|Modern Middle Manager
Primarily my musings on the practical application of technology and management principles at a financial services company.
Saturday, December 28, 2002 An AP article published on Christmas discusses how Microsoft's latest marketing strategy against Linux is changing to the concept of "business value." About time, I say. Let's examine the article's contents.
Companies including Sun Microsystems and IBM are rolling out products and creating business models based on Linux.
And Microsoft has seized on that development - and points out the technological expertise and labor needed to tailor Linux to companies' needs - in arguing that free isn't really free.
Linux can require costly technical staff, said Rob Enderle, an analyst with Giga Information Group.
``You lose the ability to buy something and plug it in,'' he said. ``It takes you more time to do it. If the (Linux expert) leaves, you could be left with something that's unsupportable.''
I have submitted quotes to reporters and seen things in print that never came out of my mouth. Nevertheless, either the reporter is incredibly biased for Microsoft or Mr. Enderle is a shill. Here's a newsflash for you, Rob -- technical personnel, be they Windows, Linux, Solaris, Cisco or IBM experts, are expensive! And if an IT person is just "plugging in" a Windows server they should be fired and replaced with someone who is competent. I admit that my perspective is from a small business of 100 users. I certainly expect that if I'm cross-training in my organization then enterprise IT departments are as well, which makes this line, um, unsupportable.

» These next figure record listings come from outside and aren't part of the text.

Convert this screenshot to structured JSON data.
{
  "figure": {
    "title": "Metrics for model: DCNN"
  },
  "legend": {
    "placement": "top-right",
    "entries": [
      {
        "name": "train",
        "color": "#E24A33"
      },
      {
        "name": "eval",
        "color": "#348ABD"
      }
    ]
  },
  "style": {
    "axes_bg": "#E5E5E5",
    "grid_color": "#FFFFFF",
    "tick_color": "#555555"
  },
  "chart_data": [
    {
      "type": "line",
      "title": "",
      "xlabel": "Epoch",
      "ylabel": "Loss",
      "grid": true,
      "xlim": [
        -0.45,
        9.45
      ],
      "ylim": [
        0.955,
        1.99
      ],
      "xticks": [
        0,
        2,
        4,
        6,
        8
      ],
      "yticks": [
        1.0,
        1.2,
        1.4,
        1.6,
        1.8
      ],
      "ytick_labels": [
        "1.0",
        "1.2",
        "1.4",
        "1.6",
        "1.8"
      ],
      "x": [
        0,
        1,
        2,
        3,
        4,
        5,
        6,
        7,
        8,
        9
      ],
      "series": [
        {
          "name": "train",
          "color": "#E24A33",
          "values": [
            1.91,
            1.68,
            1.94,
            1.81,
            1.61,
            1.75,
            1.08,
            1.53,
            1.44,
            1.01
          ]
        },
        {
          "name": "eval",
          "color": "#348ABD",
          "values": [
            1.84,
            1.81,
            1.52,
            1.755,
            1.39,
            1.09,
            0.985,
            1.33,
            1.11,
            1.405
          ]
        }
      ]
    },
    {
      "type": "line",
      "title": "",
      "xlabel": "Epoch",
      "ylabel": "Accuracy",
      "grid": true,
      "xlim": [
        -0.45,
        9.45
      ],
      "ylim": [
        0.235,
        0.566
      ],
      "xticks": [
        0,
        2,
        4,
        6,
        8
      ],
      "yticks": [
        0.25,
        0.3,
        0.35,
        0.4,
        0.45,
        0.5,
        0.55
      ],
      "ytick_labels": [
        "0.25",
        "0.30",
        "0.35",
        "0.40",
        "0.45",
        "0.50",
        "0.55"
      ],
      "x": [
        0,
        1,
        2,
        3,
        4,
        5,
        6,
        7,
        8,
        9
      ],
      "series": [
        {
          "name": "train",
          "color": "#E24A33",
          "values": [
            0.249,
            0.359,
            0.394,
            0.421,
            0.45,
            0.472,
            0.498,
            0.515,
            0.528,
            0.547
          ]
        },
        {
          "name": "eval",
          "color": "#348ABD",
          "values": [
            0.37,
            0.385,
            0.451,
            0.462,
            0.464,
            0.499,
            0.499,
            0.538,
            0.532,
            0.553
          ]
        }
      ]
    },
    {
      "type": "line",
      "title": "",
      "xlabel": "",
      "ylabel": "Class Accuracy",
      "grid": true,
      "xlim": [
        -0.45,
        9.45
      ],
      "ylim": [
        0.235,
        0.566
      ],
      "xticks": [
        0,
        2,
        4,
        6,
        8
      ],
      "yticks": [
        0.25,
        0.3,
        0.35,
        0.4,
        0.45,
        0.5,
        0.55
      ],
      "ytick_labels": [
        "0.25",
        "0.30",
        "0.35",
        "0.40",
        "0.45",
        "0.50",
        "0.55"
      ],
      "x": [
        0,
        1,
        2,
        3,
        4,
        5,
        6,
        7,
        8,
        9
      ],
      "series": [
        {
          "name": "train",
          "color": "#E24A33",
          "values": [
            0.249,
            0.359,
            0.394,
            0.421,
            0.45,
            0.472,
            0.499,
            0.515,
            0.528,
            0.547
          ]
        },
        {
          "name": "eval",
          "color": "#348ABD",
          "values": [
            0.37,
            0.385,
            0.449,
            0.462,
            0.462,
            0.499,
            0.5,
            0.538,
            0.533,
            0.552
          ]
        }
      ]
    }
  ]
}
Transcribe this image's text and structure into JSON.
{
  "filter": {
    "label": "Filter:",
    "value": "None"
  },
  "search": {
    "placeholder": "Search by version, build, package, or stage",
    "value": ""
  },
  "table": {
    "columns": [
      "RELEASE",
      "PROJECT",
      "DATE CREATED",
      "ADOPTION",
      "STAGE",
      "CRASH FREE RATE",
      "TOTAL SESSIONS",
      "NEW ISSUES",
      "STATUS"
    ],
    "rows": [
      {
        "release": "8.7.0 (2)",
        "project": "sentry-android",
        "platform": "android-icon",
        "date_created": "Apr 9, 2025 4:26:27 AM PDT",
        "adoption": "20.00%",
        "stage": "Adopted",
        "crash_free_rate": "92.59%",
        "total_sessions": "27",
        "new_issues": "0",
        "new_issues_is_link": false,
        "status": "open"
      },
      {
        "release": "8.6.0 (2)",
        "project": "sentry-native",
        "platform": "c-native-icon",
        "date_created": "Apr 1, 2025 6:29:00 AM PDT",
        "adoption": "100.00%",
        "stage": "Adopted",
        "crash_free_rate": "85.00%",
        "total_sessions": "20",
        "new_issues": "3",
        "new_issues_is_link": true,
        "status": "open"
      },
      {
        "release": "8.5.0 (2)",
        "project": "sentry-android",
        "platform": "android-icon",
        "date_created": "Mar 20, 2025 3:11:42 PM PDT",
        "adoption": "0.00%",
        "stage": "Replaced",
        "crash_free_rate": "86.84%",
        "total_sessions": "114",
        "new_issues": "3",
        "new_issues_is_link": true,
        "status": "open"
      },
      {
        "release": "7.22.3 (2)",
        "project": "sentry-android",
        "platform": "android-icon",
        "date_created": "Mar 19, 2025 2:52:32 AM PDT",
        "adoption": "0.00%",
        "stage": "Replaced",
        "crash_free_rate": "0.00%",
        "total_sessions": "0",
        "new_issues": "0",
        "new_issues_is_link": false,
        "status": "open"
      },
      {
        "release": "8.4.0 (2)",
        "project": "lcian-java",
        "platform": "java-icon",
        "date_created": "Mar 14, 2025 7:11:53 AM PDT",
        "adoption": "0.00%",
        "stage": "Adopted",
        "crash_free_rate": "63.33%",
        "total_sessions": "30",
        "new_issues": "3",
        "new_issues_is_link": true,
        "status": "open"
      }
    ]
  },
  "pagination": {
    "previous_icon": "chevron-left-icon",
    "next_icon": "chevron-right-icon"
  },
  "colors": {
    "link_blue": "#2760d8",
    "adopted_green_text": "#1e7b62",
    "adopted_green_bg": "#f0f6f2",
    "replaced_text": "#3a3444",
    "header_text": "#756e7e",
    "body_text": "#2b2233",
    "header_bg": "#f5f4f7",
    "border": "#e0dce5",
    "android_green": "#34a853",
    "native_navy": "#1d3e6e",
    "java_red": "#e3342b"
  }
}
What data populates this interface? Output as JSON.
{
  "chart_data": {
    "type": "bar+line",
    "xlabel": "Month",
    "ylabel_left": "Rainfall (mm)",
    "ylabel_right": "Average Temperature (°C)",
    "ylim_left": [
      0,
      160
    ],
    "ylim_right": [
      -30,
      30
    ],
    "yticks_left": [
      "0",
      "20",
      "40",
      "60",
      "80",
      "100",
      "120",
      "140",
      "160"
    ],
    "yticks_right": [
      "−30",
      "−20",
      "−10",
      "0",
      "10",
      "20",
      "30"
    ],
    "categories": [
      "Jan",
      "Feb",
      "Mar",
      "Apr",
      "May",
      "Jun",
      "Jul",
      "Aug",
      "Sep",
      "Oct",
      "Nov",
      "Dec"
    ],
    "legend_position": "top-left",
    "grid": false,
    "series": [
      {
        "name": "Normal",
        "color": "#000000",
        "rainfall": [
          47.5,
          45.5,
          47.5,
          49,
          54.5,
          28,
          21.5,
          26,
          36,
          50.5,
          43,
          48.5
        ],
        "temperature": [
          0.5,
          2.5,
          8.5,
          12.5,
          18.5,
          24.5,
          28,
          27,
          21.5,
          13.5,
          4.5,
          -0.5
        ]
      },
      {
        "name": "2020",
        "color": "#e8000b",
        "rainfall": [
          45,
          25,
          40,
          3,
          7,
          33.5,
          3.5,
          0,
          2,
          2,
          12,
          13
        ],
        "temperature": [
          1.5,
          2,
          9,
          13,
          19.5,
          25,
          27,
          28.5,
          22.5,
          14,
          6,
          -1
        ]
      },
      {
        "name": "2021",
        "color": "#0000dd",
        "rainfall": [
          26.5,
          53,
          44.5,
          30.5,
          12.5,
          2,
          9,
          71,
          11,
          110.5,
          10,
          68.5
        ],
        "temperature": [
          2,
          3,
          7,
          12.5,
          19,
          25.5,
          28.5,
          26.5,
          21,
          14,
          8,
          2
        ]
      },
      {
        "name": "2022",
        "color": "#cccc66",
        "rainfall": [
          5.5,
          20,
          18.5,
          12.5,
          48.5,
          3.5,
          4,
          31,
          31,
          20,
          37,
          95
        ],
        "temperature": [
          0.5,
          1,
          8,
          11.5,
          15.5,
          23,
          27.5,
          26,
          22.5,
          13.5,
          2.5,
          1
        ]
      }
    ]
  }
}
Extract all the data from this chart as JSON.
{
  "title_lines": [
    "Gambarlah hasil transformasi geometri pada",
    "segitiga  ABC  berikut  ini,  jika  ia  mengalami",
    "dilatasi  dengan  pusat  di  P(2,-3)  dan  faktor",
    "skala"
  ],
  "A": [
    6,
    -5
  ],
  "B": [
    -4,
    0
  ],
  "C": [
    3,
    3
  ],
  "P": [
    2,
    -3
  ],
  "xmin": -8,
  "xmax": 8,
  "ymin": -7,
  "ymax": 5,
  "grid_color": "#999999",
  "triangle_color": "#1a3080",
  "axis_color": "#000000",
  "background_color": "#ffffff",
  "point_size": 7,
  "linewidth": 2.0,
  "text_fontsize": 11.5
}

The company even commissioned a study, by International Data Corp., concluding that in network infrastructure, file serving, print serving and security workloads, Linux-based servers cost more to run than Microsoft Windows 2000 server software over a five-year period. The report cites the staffing costs as the biggest reason.
I've gone over this in previous posts. This IDC study was a crock and assumes two things that aren't true: 1) that the Windows OS won't be upgraded over that five-year period and 2) the licensing costs weren't adjusted upwards to be in line with Microsoft's Licensing 6.0. With the additional software expense and training costs for the Windows OS upgrade, I wouldn't hesitate to say Linux slaps Windows about the head and leaves it unconscious. Skepticism is reported by resellers, journalists, professionals and even IDC itself. Of course, the whole concept of TCO is put into place in this interview with one of the IDC study's authors.
``To make that argument it really needs to be made by practitioners, not by the vendor itself,'' the analyst said. ``To make it stick you really need company (information technology) managers to stand up.''
I had to search long and hard to find any articles that had positive feedback from IT professionals. Here's one that's rather tepid and expects Linux to be more cost-effective over the next five years. Hmm...why aren't there more? I look through the first 100 articles Google presented when searching for "IDC TCO linux microsoft".
At the end of the day the only "business value" I'm concerned with is for my own company. I'm agnostic in the OS wars, concerned only with what provides the best bang for the buck. Six years ago I led the charge to move away from Novell to Microsoft because they had something vital -- a platform to run the applications we needed to add value to our business. Today I believe that Linux occupies that same position. While I don't see Microsoft fading into obscurity like Novell, I do see a return to a heterogeneous network and "best of breed" for the foreseeable future.